We have reached a point in the road
that something should be done. On one hand government
can pass a law to financially support the Family Leave
Act by mandating that employers with more than 50
workers offer at least a portion of the time off with
pay. California is the first state in the nation that
has passed such a law. On the other hand, companies are
requesting that the Mandates of the Family Leave Act be
weakened in the form of less time off or plain
dismissal. This is not going to solve the core problem,
on the contrary, it will produce more absenteeism, loss
of good workers and increases in health care coverage
resulting from higher health claims by working
caregivers.
The solution from the point of view
of the working caregivers and from the financial
perspective of the company is one and the same. That
mutually beneficial solution is for companies to include
in their benefit package a working caregiver assistance
program. Those companies that have done it have achieved
a higher degree of worker satisfaction, reduced
attrition of good workers, have increased the quality of
their products and services and kept the loyalty and
goodwill of their workforce. For working caregivers this
has been the answer to their prayers. They no longer
have to miss work, come late, leave early, be on an
infinite number of phone calls or spend their entire
working day worried about mother, father, or husband at
home.
In my years helping working
caregivers have found that a successful caregiver
support program goes beyond information and provides
intervention, services and ongoing support tailored to
the needs of each individual caregiver. I have also
found that if corporations see this as an imposition,
not as a quality control measure, they will never make
the investment in the program. It is up to us caregivers
to make the corporate world aware of our needs and to
support efforts that will alleviate our ongoing burden.

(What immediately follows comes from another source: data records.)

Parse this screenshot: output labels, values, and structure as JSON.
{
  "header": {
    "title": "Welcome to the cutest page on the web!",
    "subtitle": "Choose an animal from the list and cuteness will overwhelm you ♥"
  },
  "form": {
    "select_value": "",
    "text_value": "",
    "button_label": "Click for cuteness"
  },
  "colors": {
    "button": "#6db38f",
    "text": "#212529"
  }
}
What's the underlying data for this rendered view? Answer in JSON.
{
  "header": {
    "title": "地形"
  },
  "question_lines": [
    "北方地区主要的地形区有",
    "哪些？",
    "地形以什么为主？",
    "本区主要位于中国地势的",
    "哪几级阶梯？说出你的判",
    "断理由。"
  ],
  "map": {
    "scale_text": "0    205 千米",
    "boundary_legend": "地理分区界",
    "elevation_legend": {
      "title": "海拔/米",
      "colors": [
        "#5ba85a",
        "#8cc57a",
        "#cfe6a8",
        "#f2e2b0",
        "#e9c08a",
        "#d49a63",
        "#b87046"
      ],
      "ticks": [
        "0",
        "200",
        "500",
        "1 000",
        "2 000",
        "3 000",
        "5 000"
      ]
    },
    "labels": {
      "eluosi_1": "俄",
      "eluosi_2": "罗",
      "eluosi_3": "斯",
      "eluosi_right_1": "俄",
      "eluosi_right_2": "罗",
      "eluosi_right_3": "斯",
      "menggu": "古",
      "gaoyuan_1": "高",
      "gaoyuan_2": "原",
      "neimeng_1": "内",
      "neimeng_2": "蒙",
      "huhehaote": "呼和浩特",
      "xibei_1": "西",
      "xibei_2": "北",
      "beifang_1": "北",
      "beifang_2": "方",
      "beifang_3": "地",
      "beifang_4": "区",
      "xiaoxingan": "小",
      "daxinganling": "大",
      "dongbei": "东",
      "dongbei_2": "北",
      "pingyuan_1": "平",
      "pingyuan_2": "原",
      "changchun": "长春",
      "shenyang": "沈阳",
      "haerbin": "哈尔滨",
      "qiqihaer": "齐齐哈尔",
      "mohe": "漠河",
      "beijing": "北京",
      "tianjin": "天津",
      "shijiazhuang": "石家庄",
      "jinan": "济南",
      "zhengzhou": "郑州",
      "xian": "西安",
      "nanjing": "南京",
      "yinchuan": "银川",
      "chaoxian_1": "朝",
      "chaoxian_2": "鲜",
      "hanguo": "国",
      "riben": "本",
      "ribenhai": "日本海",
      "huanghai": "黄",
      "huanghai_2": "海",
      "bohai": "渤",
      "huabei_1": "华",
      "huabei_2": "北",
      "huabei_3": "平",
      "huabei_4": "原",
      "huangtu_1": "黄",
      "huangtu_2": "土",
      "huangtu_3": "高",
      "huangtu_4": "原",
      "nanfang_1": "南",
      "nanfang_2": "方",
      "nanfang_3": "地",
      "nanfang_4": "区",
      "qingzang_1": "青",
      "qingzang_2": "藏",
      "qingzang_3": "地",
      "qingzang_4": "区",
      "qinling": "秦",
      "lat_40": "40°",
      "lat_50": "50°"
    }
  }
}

Contact your human resource department and find out what
they offer in terms of working caregivers, and if they
don’t, let them know that assistance exists to support
corporations to deal with this challenging and growing
crisis.
For corporations to maintain their
competitive advantage in the global market they need
dedicated and experience workers willing to give 120% to
their jobs this is achievable is they now that
corporations are willing to help with their family
caregiving responsibilities. The rewards are there for
companies that provide assistance to the working
caregivers. This is an investment that at the end will
save money and generate goodwill for all.